The problem for Mozilla and Opera was that Google did not keep its promise until now, which meant that the companies supported the WebM service which even Google's own video hosting portal YouTube did not use for all of the videos offered on the site. Google Chrome users did not experience any issues as Chrome was still supporting H.264 so that all videos on YouTube played just fine even with Flash disabled in the browser.

Firefox and Opera users on the other hand ran into video playback issues on YouTube and other video sites due to missing support for H.264.

Mozilla a month ago announced that it made the decision to no longer wait for Google to come through. Engineers of the company began to implement changes to the browser to bring H.264 support to Firefox after all. The engineers decided to use H.264 if the host operating system made them available on the computer. Firefox Mobile was the first version of the browser to receive H.264 support.

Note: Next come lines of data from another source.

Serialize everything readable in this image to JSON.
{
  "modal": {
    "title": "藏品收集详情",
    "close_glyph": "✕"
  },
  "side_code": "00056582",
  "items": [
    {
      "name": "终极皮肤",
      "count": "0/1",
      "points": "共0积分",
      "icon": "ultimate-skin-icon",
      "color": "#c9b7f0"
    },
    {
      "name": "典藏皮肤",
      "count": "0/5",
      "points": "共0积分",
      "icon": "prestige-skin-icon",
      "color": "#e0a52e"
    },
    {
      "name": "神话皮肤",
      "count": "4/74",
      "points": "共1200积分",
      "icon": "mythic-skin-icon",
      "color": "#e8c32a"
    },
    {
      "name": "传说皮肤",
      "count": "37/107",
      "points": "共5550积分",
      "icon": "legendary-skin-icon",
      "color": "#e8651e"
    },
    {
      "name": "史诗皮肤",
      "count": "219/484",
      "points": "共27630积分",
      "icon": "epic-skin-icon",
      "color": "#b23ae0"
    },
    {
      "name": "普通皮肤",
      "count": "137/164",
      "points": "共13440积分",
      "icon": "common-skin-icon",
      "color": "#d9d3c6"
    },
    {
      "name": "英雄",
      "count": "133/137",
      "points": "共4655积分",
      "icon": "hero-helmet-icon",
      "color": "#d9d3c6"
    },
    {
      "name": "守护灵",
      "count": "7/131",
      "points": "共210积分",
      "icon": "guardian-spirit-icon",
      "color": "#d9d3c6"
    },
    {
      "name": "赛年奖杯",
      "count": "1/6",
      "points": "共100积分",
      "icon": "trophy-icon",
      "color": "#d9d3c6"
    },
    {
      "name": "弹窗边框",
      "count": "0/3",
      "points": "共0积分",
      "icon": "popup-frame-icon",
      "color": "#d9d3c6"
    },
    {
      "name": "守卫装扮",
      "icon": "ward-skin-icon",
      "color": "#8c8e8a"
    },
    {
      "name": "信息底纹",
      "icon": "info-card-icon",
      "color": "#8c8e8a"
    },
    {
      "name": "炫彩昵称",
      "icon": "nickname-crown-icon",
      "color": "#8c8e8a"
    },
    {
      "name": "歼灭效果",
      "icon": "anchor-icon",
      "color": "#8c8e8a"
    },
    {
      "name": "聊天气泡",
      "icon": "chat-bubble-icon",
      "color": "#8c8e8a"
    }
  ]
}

If you are running Firefox Nightly on Windows, you may also notice that H.264 is now officially available in the browser. You can test that for instance on YouTube's HTML5 page which lists the browser compatibility with the standards.

What this means is that Firefox users can now play back all videos on YouTube and other HTML5 video sites. YouTube videos play even if Adobe Flash is not installed. It may take some time before H.264 support is added to the stable version of the browser. It is likely going to happen in one of the next updates. Note that H.264 is available natively on Windows Vista and newer only, which leaves Windows XP users with no other option than to keep on using Flash to play videos.

Update: It appears that H.264 support has not landed yet in the Nightly version of Firefox. On HTML5test for instance, support for H.264 is not detected. I'm not sure why YouTube is showing that the browser is supporting h.264 though.

Update 2: Found the culprit. NoScript seems to have blocked the detection script on YouTube. With NoScript blocking the YouTube domain, h.264 is shown as green and thus supported by the browser, with NoScript allowing scripts to run on youtube.com, h.264 turns to red, but the other two stay green.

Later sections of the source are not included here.